Without properly sanctioned treatments, those with BIID may go to terrible lengths in an effort to get their bodies aligned with their minds. Those who long for amputation have used dry ice to damage their legs so severely that hospitals are forced to amputate. They've built homemade guillotines and attempted to crush their limbs with cars. In 1998, a man died of gangrene after a black-market amputation in Mexico. Some doctors believe that it's better to offer safe, hygienic surgeries to people who might otherwise take matters into their own hands; others think that doctors should keep trying psychotherapy or medication tailored specifically to BIID.

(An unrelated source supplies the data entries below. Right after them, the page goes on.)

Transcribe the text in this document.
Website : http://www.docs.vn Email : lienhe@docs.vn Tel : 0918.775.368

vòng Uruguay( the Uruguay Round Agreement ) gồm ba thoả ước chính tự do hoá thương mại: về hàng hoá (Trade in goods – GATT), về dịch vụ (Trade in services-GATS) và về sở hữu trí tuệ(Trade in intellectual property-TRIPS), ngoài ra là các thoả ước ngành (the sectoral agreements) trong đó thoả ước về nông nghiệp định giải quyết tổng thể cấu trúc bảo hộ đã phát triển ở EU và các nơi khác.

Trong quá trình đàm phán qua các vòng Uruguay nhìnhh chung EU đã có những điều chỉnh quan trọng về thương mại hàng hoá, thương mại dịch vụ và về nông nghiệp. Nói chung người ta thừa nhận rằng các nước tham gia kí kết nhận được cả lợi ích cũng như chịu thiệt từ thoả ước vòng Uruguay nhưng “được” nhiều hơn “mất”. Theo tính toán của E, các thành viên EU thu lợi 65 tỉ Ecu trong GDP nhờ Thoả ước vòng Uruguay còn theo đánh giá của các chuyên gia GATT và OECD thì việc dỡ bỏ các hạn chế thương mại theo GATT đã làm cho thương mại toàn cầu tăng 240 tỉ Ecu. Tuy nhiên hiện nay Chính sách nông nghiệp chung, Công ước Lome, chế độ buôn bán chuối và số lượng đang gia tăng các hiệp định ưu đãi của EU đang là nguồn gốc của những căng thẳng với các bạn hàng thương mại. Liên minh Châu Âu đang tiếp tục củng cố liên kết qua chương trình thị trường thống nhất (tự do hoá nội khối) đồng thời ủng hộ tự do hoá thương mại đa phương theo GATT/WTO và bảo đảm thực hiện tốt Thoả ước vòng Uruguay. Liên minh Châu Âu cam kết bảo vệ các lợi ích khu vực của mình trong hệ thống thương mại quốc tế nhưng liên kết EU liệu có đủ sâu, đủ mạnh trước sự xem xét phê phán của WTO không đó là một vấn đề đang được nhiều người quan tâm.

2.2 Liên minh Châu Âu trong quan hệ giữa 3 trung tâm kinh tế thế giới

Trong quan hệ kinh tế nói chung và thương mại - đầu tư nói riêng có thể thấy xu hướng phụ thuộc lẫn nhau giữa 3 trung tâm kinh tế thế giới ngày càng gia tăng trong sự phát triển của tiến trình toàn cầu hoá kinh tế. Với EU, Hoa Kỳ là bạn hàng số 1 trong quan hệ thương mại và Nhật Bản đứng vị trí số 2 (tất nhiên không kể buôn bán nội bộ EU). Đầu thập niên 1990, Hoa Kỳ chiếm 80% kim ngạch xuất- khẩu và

The day after we first spoke, Bobby sent me a long Facebook message. He wanted to make sure I understand one nuance of his condition—the inescapability of it.
"Something deep in our minds, souls, hearts urges us to pretend blindness," he wrote. "It is not our choice. We cannot just stop. We cannot fight it. If we fight it, after a time it bursts out itching, burning, and chasing us to put the glasses on and spend a day the way we need to. We are who we are, because we cannot help not being like that. Believe me, it is not an easy life."
The disorder he described has come to represent, to me, a more nuanced idea of sorrow. Usually, sorrow is spoken of in terms of absence, and it springs up this way in our idioms: "the missing piece," "a hole in my heart," "conspicuous by its absence," "empty nest," "empty-handed," "empty inside." But that's not the only way that sorrow can manifest itself. It can also be characterized by words we associate with joy: excess, abundance. A person with body identity integrity disorder feels perpetually "over-complete." While the rest of us tremble at the thought of loss, loss is what they crave. They have been given too much. They don't want it. They never asked for it.